As explained in more detail below, the letter's authors are especially concerned that the administration orchestrate future interagency consultations as well as consultations with the agriculture industry and other stakeholders because EPA faces a host of other court-mandated deadlines to determine whether other pesticide registrations may affect listed species, and if so, to consult.

The consultations in question stem from litigation initiated over a decade ago.  Under a court order in the seminal case of Washington Toxics Coalition v. EPA, EPA was required to review 55 pesticides to determine if they may affect listed species or their designated critical habitat.  EPA made may affect determinations for 37 of the 55 pesticides, and requested formal consultation with NMFS.  NMFS issued the first BiOp, discussed above, in November 2008, it issued the second BiOp in April 2009, and the third BiOp in August 2010.  Consultation on the remaining pesticides is scheduled for completion by February 2012.

But the Washington Toxics case is just the tip of the litigation iceberg.  Other lawsuits have followed, including Center for Biological Diversity v.Johnson (filed 2002, stipulated injunction entered October 2006 requiring EPA to make effects determinations and enter consultation, as appropriate, on the impact of 66 pesticide active ingredients on California red-legged frogs and critical habitat), Center for Biological Diversity v. Johnson II (filed 2004, settlement agreement entered September 2005 requiring EPA to make effects determinations and consult, as appropriate, for effects of certain pesticides on Barton Springs Salamander), and Center for Biological Diversity v. EPA (filed 2007, settlement entered May 2010 requiring EPA to study the impacts of 66 pesticide active ingredients on one or more of 11 listed species in counties around the Sacramento-San Joaquin River Delta).

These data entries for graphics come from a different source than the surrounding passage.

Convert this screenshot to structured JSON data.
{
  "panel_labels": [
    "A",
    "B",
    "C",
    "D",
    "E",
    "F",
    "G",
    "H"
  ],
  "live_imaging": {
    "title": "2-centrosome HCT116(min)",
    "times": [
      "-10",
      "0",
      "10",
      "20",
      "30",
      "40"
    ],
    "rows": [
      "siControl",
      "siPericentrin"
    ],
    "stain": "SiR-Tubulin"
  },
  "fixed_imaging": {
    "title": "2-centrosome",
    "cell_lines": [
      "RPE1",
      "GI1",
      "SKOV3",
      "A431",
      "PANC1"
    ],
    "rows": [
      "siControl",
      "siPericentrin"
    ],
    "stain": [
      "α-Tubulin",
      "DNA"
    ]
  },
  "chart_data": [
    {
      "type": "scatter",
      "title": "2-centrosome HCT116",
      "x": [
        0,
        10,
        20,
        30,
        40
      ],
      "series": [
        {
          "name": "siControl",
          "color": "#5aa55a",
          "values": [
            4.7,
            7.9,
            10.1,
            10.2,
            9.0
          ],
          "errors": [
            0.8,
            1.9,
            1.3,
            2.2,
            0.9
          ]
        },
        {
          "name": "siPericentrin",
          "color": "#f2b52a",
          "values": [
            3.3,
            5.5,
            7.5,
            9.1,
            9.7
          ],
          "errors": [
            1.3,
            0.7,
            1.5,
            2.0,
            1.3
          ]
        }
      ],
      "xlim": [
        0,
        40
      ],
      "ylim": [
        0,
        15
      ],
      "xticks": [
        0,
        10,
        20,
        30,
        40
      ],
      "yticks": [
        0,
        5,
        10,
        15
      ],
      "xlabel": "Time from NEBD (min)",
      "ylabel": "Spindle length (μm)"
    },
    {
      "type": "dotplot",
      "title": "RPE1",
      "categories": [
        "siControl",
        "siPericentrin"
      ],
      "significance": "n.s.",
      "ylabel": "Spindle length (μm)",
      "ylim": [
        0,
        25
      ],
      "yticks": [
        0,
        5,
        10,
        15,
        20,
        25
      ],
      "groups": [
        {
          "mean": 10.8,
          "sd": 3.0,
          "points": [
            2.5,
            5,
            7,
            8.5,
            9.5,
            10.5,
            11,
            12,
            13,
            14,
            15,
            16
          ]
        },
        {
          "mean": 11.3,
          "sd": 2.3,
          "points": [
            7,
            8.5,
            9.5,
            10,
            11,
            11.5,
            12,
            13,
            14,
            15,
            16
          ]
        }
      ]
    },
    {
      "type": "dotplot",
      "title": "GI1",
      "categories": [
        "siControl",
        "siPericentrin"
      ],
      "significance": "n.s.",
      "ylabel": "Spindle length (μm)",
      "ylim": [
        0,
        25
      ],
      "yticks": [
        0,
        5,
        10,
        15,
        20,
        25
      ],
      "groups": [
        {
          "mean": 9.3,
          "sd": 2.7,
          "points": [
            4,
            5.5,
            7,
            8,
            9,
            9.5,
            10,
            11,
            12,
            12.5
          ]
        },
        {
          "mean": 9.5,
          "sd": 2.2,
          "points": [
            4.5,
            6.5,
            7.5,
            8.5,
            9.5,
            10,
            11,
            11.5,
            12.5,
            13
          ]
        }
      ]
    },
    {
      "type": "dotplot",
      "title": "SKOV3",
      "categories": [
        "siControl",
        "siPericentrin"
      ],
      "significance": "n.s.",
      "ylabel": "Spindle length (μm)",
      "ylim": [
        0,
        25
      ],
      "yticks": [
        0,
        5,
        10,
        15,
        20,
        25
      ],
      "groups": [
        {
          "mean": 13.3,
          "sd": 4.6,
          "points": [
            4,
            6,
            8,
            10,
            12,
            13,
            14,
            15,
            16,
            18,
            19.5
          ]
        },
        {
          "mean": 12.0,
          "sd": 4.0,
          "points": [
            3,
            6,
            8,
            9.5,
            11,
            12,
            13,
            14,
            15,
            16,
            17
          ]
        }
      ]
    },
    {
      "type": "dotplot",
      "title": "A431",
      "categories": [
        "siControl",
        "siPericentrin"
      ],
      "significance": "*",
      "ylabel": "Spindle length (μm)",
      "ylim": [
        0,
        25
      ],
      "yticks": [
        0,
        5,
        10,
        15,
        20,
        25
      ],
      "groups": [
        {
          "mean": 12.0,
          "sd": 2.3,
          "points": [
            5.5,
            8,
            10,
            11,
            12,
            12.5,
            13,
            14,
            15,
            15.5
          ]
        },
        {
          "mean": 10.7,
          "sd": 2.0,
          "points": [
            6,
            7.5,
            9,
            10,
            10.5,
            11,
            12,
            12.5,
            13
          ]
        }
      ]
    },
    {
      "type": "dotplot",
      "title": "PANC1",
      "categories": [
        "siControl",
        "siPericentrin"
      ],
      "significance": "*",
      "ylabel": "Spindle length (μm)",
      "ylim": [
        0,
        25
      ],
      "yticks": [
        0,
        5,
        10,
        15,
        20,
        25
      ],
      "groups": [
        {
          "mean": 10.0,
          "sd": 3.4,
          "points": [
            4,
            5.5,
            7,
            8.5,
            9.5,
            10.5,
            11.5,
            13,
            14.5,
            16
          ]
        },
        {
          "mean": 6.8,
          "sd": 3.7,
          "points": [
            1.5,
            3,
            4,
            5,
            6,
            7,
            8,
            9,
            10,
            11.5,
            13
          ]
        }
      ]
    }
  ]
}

In January 2010, as part of its ongoing Pesticides Reduction Campaign, the Center for Biological Diversity filed a 60-day Notice of Intent to Sue to EPA for failing to consider the impacts of nearly 400 pesticides on more than 880 protected species across the country, and it recently filed suit in January 2011 seeking to compel EPA to make effects determinations and consult, as appropriate, on the impacts of over 300 pesticide active ingredients on 214 listed species.

The January 2011 lawsuit, in particular, appears to have precipitated the letter to CEQ, which states that the suit "would, by some estimates, require over 28,000 consultations [and result in] hundreds of new bi-ops."  The authors of the letter to CEQ argue that the proliferation of lawsuits underscores the immediate need for better intra-agency coordination, including coordination with DOJ, to ensure that consultations are conducted in a transparent fashion, with the opportunity for agency and public comment, and that they are based on the best scientific and commercial data available.